Note to Editors: A photo of Professor Carmen Menoni can be found with the news release at http://www.newsinfo.colostate.edu/.

Colorado State University Professor Carmen Menoni, whose tabletop microscope recently won top honors from R&D magazine, has been named a Fellow of two major scientific organizations: the American Physical Society and the Optical Society of America.

Menoni joins a select group of colleagues who are chosen by their peers for the distinctive honors.

Fewer than one-half of 1 percent of the 46,000 members in the American Physical Society are named as Fellows. Menoni was honored for "advancing nano-scale imaging using extreme ultraviolet laser light and seminal contributions to understanding the physics of semiconductor optical materials and laser diodes."

The Optical Society of America named Menoni as a Fellow "for contributions to  nanoscale resolution imaging using compact extreme ultraviolet lasers and the understanding of semiconductor optical materials and devices."

Menoni was one of 61 Fellows selected this year by the Optical Society of America. The organization, which has more than 70,000 professional members from 134 countries, promotes the science of light and the advanced technologies made possible by optics and photonics.

"These recognitions clearly demonstrate Dr. Menoni’s important contributions to her field," said Tony Maciejewski, chairman of the Department of Electrical and Computer Engineering at Colorado State. "She exemplifies the faculty we have in our College of Engineering and at Colorado State University, in general."

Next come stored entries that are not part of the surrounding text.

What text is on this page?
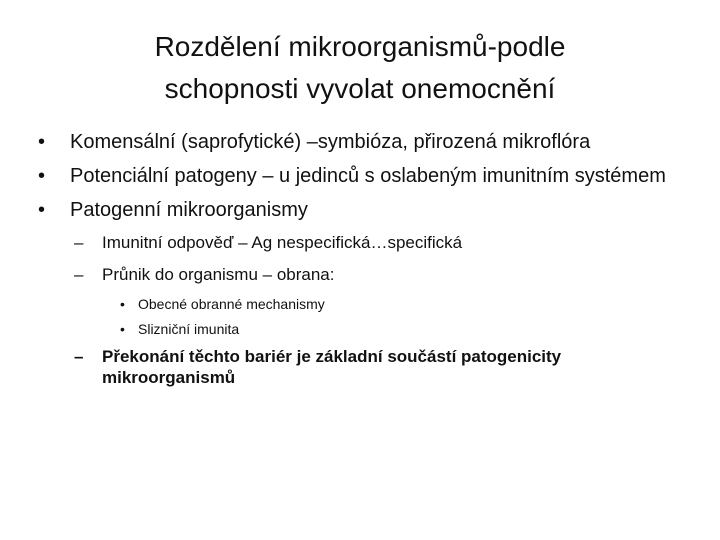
Rozdělení mikroorganismů-podle
schopnosti vyvolat onemocnění
• Komensální (saprofytické) –symbióza, přirozená mikroflóra
• Potenciální patogeny – u jedinců s oslabeným imunitním systémem
• Patogenní mikroorganismy
– Imunitní odpověď – Ag nespecifická…specifická
– Průnik do organismu – obrana:
• Obecné obranné mechanismy
• Slizniční imunita
– Překonání těchto bariér je základní součástí patogenicity mikroorganismů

In October, R&D Magazine recognized a tabletop microscope developed by Menoni and her team of Colorado State University and Berkeley researchers at the National Science Foundation Engineering Research Center for Science and Technology as one of the Top 100 most significant technological advances for 2008.

The microscope uses light from a unique extreme ultraviolet laser invented at Colorado State by Professor Jorge Rocca and collaborators and specialized lenses created at Lawrence Berkeley National Laboratory. Also contributing to the project are scientists from the Lebedev Physical Institute in Moscow, who created mirrors used in the microscope.